Perspective View of Boston Harbor, Christian Remick, 1768. Watercolor with pen and ink on laid paper. 135⁄16 × 64⅝ inches. Gift of Frederic Kidder, 1863 (R0442). 


Taken from the end of Long Wharf, this rare view of Boston Harbor depicts the landing of British troops in 1768, a crucial moment in the path leading to the American Revolution. To quell the Bostonians’ protests against the Townshend Acts, the Stamp Act, and other impositions by the Crown and Parliament, the British dispatched two regiments from Halifax, Nova Scotia, in October 1768. This perspective view by artist Christian Remick captures this unwelcome intrusion by the British; the irritating presence of the redcoats was one factor ultimately leading to the Boston Massacre of 1770 and subsequent events.

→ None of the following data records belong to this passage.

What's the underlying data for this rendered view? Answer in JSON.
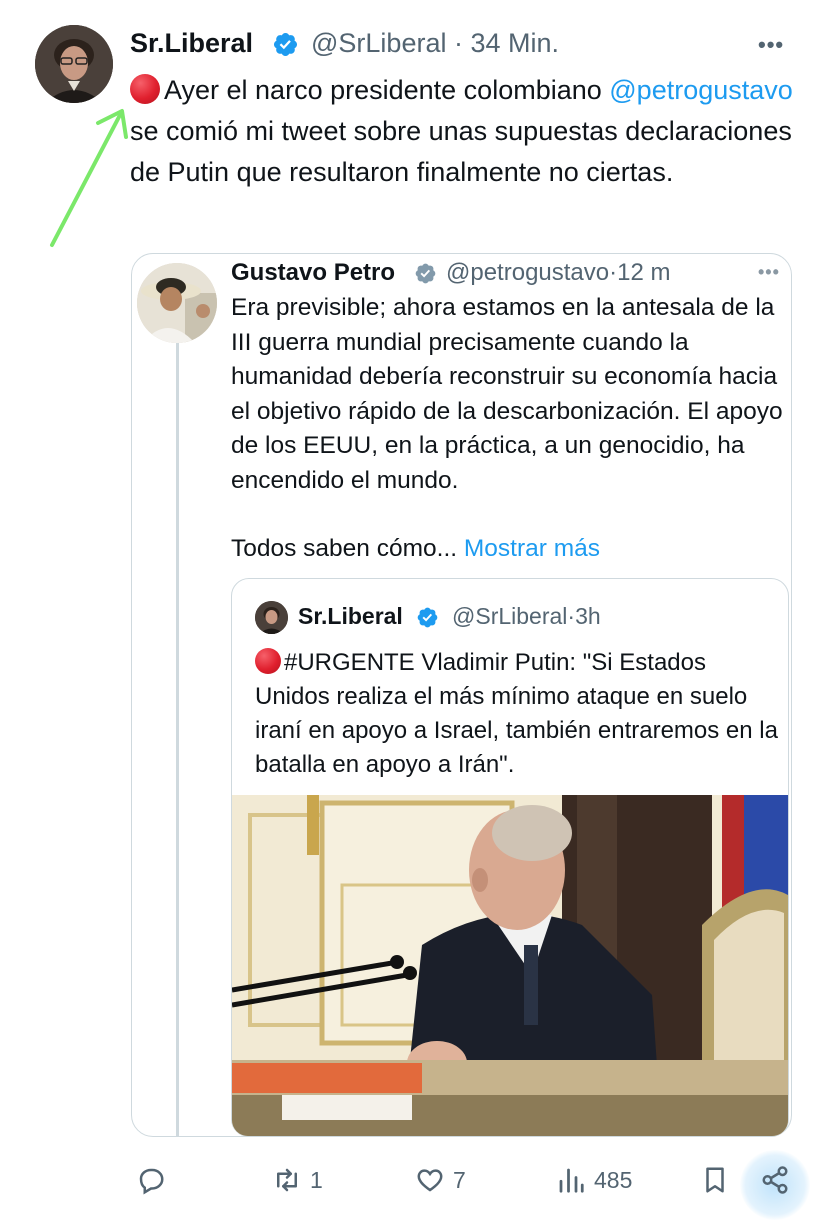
{
  "tweet": {
    "author_name": "Sr.Liberal",
    "handle": "@SrLiberal",
    "time": "34 Min.",
    "text_part1": "Ayer el narco presidente colombiano ",
    "mention": "@petrogustavo",
    "text_part2": " se comió mi tweet sobre unas supuestas declaraciones de Putin que resultaron finalmente no ciertas."
  },
  "quoted_tweet": {
    "author_name": "Gustavo Petro",
    "handle": "@petrogustavo",
    "time": "12 m",
    "text": "Era previsible; ahora estamos en la antesala de la III guerra mundial precisamente cuando la humanidad debería reconstruir su economía hacia el objetivo rápido de la descarbonización. El apoyo de los EEUU, en la práctica, a un genocidio, ha encendido el mundo.",
    "text_more": "Todos saben cómo...",
    "show_more_label": "Mostrar más"
  },
  "nested_quote": {
    "author_name": "Sr.Liberal",
    "handle": "@SrLiberal",
    "time": "3h",
    "text": "#URGENTE Vladimir Putin:  \"Si Estados Unidos realiza el más mínimo ataque en suelo iraní en apoyo a Israel, también entraremos en la batalla en apoyo a Irán\"."
  },
  "actions": {
    "replies": "",
    "retweets": "1",
    "likes": "7",
    "views": "485"
  },
  "separator": "·",
  "colors": {
    "accent": "#1d9bf0",
    "text": "#0f1419",
    "muted": "#536471",
    "border": "#cfd9de",
    "annotation_arrow": "#7be86a",
    "red_dot": "#e0202e"
  },
  "icons": [
    "verified-badge-icon",
    "more-icon",
    "red-circle-emoji",
    "reply-icon",
    "retweet-icon",
    "like-icon",
    "views-icon",
    "bookmark-icon",
    "share-icon"
  ]
}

Little is known of Remick’s work. Born into an old Cape Cod family, and presumably an auto-didact, his day job was that of a sailor and mariner. He valiantly tried to make a career as an artist, however, and he advertised in the Massachusetts Gazette in 1769 that he “performs all sorts of Drawing in Water Colours” and also would color pictures and draw coats of arms (some of which survive). He noted that he had on exhibition versions of this watercolor and other examples of his work in the Golden Ball and Bunch of Grapes taverns, and also at Thomas Bradford’s house in the North End. Remick collaborated at least several times with Paul Revere. It is generally thought that Remick drew the image engraved by Revere for his own view of The Landing of the Troops in 1769; Remick hand-colored and signed at least one example. He also used watercolor and gold pigment to hand color versions of Revere’s print of The Bloody Massacre of 1770; an example, signed “Cold. by Christn. Remick” at lower right, is in the collection of the Museum of Fine Arts, Boston. Remick’s other notable accomplishment, a drawing of Boston Common featuring the Hancock Mansion, is in the collection of Historic New England.



Roll of the Boston Sea Fencibles, Gershom Cobb, Boston, Massachusetts, 1824. Pen and ink on paper. 37 × 24 inches. Gift of Benjamin A. G. Fuller, 1876 (R0443). 

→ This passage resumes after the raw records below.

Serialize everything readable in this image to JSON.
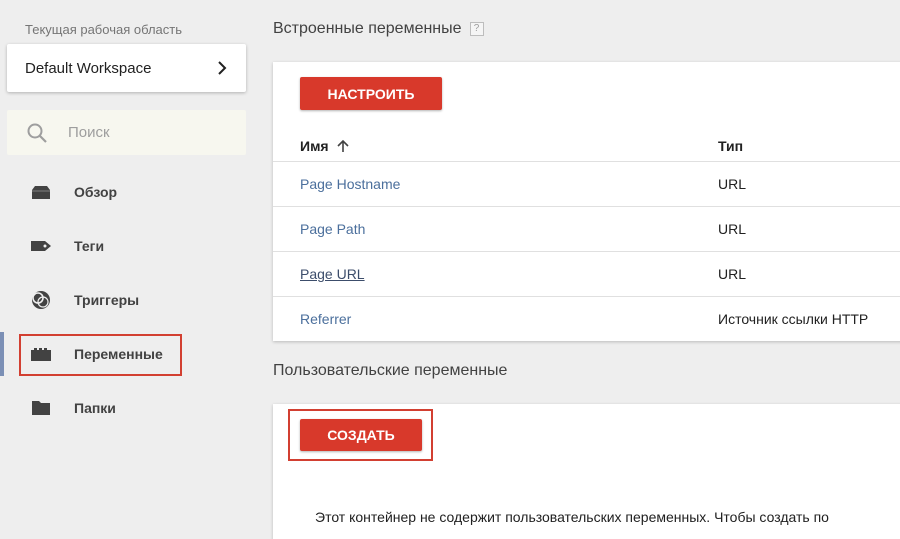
{
  "sidebar": {
    "workspace_label": "Текущая рабочая область",
    "workspace_name": "Default Workspace",
    "search_placeholder": "Поиск",
    "items": [
      {
        "label": "Обзор",
        "icon": "briefcase-icon"
      },
      {
        "label": "Теги",
        "icon": "tag-icon"
      },
      {
        "label": "Триггеры",
        "icon": "trigger-icon"
      },
      {
        "label": "Переменные",
        "icon": "variables-icon",
        "active": true
      },
      {
        "label": "Папки",
        "icon": "folder-icon"
      }
    ]
  },
  "builtin": {
    "title": "Встроенные переменные",
    "help": "?",
    "configure_label": "НАСТРОИТЬ",
    "col_name": "Имя",
    "col_type": "Тип",
    "rows": [
      {
        "name": "Page Hostname",
        "type": "URL"
      },
      {
        "name": "Page Path",
        "type": "URL"
      },
      {
        "name": "Page URL",
        "type": "URL"
      },
      {
        "name": "Referrer",
        "type": "Источник ссылки HTTP"
      }
    ]
  },
  "custom": {
    "title": "Пользовательские переменные",
    "create_label": "СОЗДАТЬ",
    "empty_message": "Этот контейнер не содержит пользовательских переменных. Чтобы создать по"
  },
  "colors": {
    "accent_red": "#d8392b",
    "link_blue": "#4b6f9c",
    "highlight": "#d23f31"
  }
}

This large document displays the skills of Gershom Cobb, a little-known Boston bank clerk and writing master, who was a skilled calligrapher and artist. He was also a wood engraver, as evidenced by several bookplates and by an ambitious elegy for USS Chesapeake commander James Lawrence that was engraved on silk circa 1813; examples of the elegy are today at the Worcester Art Museum and the American Antiquarian Society. This roll must have been one of Cobb’s final works, as he died in Dorchester on October 3, 1825, aged 44.


The Boston Sea Fencibles, originally organized in 1813, trace their origin to the War of 1812, when, following an English and European practice, similar companies were formed for coastal marine defense in several American cities. Although most groups were disbanded after the war, the Boston Sea Fencibles, as stated on this document, were incorporated in June 1817. Membership consisted of “Masters and Mates of Vessels” living in Boston or within five miles who “are, or shall hereafter be exempted from, military duty.” In addition to their ostensible defense duties, the Boston Sea Fencibles also were a civic-minded service organization. Here, above the median strip, Cobb provides the names of the officers of the Boston Sea Fencibles, starting with the captain, and including the names of the ensign; two lieutenants; treasurer; ordinary, first, second, third, and fourth sergeants; armourer; and secretary. The lower section gives the names of several honorary members and a longer roster of active members.



Ambrotypes of Early New England Historic Genealogical Society Officers, David E. James & Co., Boston, Massachusetts, October 1858. Photographs set in mahogany frame. 21 × 18½ inches. (R0250). 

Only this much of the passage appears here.